NAME
    Text::Match::FastAlternatives - efficient search for many strings

SYNOPSIS
        use Text::Match::FastAlternatives;

        my $expletives = Text::Match::FastAlternatives->new(@naughty);
        while (my $line = <>) {
            print "Do you email your mother with that keyboard?\n"
                if $expletives->match($line);
        }

DESCRIPTION
    This module allows you to search for any of a list of substrings
    ("keys") in a larger string. It is particularly efficient when the set
    of keys is large.

    This efficiency comes at the cost of some flexibility: the keys may not
    contain any control characters or non-ASCII characters; and it cannot do
    case-insensitive matching. If you want case-insensitivity, you have to
    fold case yourself:

        my $expletives = Text::Match::FastAlternatives->new(
            map { lc } @naughty);
        while (my $line = <>) {
            print "Do you email your mother with that keyboard?\n"
                if $expletives->match(lc $line);
        }

    This module is designed as a drop-in replacement for Perl code of the
    following form:

        my $expletives_regex = join '|', map { quotemeta } @naughty;
        $expletives_regex = qr/$expletives_regex/;
        while (my $line = <>) {
            print "Do you email your mother with that keyboard?\n"
                if $line =~ $expletives_regex;
        }

    Text::Match::FastAlternatives can easily perform this test a hundred
    times faster than the equivalent regex, if you have enough keys. The
    more keys it searches for, the faster it gets compared to the regex.

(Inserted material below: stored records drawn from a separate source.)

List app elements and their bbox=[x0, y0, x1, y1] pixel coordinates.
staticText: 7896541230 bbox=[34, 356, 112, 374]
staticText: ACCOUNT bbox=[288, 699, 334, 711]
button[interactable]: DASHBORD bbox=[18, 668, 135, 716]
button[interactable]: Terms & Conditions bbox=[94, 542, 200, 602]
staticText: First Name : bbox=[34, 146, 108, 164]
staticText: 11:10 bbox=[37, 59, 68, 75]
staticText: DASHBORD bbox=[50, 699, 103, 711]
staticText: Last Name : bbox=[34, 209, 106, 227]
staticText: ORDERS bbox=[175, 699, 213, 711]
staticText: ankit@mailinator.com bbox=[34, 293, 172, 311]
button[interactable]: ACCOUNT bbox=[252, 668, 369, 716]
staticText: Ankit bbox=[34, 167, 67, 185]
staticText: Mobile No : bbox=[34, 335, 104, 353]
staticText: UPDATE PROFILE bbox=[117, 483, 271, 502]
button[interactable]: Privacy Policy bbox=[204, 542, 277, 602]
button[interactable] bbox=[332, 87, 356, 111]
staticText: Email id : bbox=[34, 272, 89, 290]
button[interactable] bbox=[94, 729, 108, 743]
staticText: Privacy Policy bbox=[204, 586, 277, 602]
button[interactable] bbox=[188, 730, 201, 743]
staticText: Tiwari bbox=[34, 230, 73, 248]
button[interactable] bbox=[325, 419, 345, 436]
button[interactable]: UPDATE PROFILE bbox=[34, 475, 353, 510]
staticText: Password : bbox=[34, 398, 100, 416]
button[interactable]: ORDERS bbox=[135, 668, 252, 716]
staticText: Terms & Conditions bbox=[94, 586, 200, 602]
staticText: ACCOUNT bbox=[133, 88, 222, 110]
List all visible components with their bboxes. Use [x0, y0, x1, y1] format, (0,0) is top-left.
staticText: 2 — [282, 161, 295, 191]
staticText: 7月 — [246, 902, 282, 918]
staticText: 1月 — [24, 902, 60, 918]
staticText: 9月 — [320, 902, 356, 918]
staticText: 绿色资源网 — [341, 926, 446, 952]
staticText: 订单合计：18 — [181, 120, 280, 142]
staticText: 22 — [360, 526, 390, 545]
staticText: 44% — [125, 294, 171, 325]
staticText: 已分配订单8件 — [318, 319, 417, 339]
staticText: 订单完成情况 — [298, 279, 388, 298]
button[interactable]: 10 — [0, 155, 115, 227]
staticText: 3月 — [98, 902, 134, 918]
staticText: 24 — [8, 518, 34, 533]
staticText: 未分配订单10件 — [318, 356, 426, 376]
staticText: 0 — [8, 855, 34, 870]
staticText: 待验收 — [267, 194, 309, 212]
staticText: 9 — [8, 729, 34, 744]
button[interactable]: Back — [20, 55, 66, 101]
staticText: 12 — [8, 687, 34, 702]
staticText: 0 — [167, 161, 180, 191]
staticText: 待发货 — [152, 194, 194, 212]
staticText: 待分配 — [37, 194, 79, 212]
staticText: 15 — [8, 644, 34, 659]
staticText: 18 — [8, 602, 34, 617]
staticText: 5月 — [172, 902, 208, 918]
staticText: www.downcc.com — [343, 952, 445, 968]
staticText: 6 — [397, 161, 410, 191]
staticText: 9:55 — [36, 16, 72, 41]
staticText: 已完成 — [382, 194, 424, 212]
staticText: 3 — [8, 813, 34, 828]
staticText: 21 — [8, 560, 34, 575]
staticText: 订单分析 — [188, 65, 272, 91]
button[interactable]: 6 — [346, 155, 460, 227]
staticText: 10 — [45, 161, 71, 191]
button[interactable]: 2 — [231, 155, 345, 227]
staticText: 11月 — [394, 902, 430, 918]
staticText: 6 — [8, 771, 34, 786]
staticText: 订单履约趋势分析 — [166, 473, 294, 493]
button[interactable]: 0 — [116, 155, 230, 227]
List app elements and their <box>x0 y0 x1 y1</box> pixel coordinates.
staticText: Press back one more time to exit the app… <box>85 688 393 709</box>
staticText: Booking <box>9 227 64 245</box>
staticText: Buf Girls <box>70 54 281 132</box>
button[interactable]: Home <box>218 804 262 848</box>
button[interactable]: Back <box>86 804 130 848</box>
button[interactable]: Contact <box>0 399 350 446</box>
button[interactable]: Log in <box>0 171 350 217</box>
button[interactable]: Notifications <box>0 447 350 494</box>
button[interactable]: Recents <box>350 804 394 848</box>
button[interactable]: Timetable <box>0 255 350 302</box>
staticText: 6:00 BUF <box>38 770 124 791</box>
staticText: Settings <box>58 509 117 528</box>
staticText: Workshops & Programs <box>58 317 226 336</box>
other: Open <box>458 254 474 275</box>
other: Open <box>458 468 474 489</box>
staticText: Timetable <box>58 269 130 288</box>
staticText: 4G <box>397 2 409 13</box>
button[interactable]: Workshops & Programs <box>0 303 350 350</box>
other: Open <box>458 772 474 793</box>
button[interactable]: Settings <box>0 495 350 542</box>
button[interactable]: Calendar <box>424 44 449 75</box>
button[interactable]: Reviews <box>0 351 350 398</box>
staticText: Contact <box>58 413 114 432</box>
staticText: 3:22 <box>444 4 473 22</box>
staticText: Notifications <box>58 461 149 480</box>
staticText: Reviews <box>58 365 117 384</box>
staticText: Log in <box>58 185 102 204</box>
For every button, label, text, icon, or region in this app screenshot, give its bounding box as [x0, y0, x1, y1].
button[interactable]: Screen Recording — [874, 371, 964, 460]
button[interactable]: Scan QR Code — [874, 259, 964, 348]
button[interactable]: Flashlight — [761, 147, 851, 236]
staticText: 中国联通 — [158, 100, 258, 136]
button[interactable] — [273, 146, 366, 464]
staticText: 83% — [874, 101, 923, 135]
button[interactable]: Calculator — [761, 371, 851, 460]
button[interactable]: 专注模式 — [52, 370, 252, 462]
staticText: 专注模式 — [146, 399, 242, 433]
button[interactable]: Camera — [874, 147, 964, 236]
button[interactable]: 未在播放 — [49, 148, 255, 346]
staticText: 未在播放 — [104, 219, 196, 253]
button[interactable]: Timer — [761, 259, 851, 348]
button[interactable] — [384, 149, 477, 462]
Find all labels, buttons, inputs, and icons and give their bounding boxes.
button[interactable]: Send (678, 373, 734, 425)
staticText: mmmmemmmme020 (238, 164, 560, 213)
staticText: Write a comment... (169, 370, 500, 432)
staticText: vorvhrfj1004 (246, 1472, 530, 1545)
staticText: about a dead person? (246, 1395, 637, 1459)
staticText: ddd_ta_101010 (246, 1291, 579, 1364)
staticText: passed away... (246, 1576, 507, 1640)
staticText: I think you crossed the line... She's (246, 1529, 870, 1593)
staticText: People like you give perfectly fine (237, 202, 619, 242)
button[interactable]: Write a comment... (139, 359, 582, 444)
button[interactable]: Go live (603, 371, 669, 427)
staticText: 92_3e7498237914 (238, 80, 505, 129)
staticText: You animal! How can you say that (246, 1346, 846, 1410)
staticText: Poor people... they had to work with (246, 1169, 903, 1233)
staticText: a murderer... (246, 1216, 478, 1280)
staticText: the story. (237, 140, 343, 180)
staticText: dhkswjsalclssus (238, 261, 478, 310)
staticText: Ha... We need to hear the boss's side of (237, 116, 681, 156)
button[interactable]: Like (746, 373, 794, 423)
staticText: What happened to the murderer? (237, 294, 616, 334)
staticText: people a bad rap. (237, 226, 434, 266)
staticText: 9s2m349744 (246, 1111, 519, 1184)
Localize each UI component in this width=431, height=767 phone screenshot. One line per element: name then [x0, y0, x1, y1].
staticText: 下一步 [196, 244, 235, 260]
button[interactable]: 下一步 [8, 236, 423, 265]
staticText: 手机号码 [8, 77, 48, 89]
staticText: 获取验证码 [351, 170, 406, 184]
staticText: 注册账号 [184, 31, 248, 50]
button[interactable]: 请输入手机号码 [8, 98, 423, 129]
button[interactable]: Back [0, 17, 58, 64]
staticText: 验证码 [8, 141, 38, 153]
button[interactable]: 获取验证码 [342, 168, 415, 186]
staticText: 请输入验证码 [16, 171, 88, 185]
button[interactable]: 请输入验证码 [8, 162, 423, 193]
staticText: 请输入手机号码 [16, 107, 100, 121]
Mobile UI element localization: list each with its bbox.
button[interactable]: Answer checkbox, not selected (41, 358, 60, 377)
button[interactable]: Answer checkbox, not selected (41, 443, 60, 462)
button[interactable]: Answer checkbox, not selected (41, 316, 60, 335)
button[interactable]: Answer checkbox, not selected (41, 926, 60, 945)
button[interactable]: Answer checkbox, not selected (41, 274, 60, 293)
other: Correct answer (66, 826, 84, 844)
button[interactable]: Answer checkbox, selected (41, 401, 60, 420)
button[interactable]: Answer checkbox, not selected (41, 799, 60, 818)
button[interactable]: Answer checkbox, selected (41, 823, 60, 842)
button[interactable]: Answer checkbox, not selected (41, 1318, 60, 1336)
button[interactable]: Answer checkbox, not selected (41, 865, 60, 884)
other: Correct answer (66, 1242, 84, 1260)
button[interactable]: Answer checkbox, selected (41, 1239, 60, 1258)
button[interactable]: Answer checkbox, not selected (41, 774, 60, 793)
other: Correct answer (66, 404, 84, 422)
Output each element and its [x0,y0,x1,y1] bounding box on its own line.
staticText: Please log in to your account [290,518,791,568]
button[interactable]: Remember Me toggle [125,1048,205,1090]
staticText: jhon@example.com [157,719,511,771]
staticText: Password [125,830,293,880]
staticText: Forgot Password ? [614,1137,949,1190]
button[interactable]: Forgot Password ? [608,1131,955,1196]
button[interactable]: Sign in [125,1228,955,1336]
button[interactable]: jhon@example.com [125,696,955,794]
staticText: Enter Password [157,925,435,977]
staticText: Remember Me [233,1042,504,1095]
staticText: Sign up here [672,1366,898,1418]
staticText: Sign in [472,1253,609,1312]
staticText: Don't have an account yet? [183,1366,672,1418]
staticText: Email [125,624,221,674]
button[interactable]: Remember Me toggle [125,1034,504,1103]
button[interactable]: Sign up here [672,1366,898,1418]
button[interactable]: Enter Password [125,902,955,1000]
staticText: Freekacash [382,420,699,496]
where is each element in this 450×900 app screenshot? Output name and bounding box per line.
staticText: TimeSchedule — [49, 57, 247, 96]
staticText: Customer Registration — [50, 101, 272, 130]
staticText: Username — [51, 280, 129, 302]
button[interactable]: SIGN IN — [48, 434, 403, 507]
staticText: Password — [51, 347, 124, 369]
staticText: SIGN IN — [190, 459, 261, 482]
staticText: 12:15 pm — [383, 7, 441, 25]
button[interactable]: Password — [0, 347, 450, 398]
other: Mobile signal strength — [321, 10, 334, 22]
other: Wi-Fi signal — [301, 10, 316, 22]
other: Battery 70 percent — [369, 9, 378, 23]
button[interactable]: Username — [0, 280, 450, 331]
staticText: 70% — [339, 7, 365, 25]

    Modules like Regexp::Trie can build an optimised version of such a
    regex, designed to take advantage of the niceties of perl's regex
    engine. With a large number of keys, this module will substantially
    outperform even an optimised regex like that. In one real-world
    situation with 339 keys, Regexp::Trie produced a regex that ran 857%
    faster than the naive regex (according to Benchmark), but using
    Text::Match::FastAlternatives ran 18275% faster than the naive regex, or
    twenty times faster than Regexp::Trie's optimised regex.

METHODS
    Text::Match::FastAlternatives->new(@keys)
        Constructs a matcher that can efficiently search for all of the
        @keys in parallel. Throws an exception if any of the keys are
        undefined, or if any of them contain any control characters or
        non-ASCII characters.

    $matcher->match($target)
        Returns a boolean value indicating whether the $target string
        contains any of the keys in $matcher.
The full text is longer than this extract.